Мир фантастики 2014. На войне как на войне - Дивов Олег Игоревич
– Держаться, майор! Слышишь? Хоть сутки продержись, иначе – под трибунал! Удачи!
Можно было все объяснить полковнику, а не стал бы слушать – броситься к начальнику политотдела… Но… Глядя в багровые от многосуточного бессонья полковничьи глаза, Воронов крест-накрест перечеркнул возможность спасения двумя мыслями: «Когда решается судьба Родины, печься о своей шкуре?!» и «Вдруг я действительно хоть чем-то смогу помочь?»

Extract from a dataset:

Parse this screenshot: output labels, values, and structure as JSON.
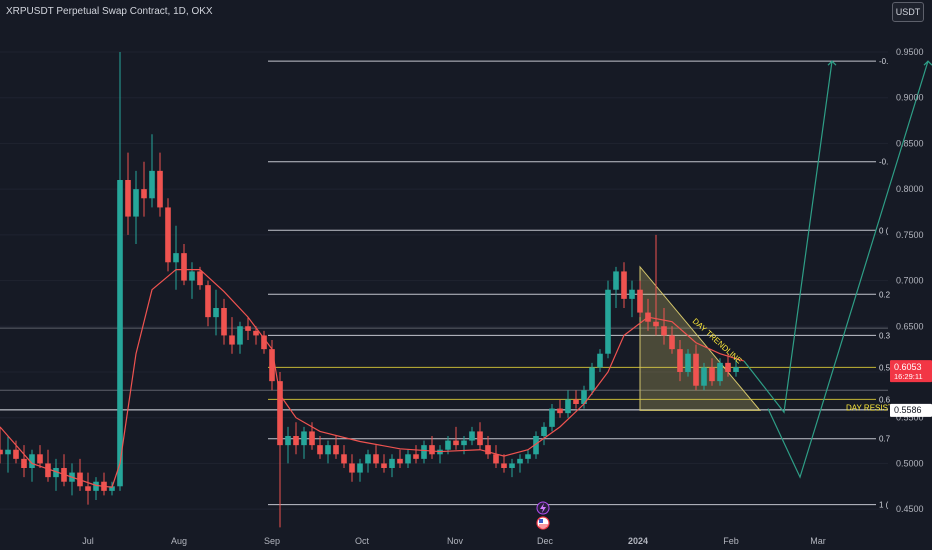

А полковник тяжело плюхнулся на ступеньку и, горбясь, ежесекундно отшатываясь от пробегающих, царапал красным карандашом в мятой школьной тетради: сего числа… майору такому-то… вступить в должность…
– Все! – Отдувшись с видимым облегчением, он выдрал тетрадный лист, сунул его Воронову, встал. – Действуй. Батальон, считай, свежий, два дня как пополнялся… А Ручейную сдавать нельзя, слышишь? Не трусь. Завтра сменим. Обязательно. Или подкрепление… Давай за мной, у меня тут полуторка.
И фронтовые впечатления, бывшие целью писательской командировки, хлынули, как из рога изобилия.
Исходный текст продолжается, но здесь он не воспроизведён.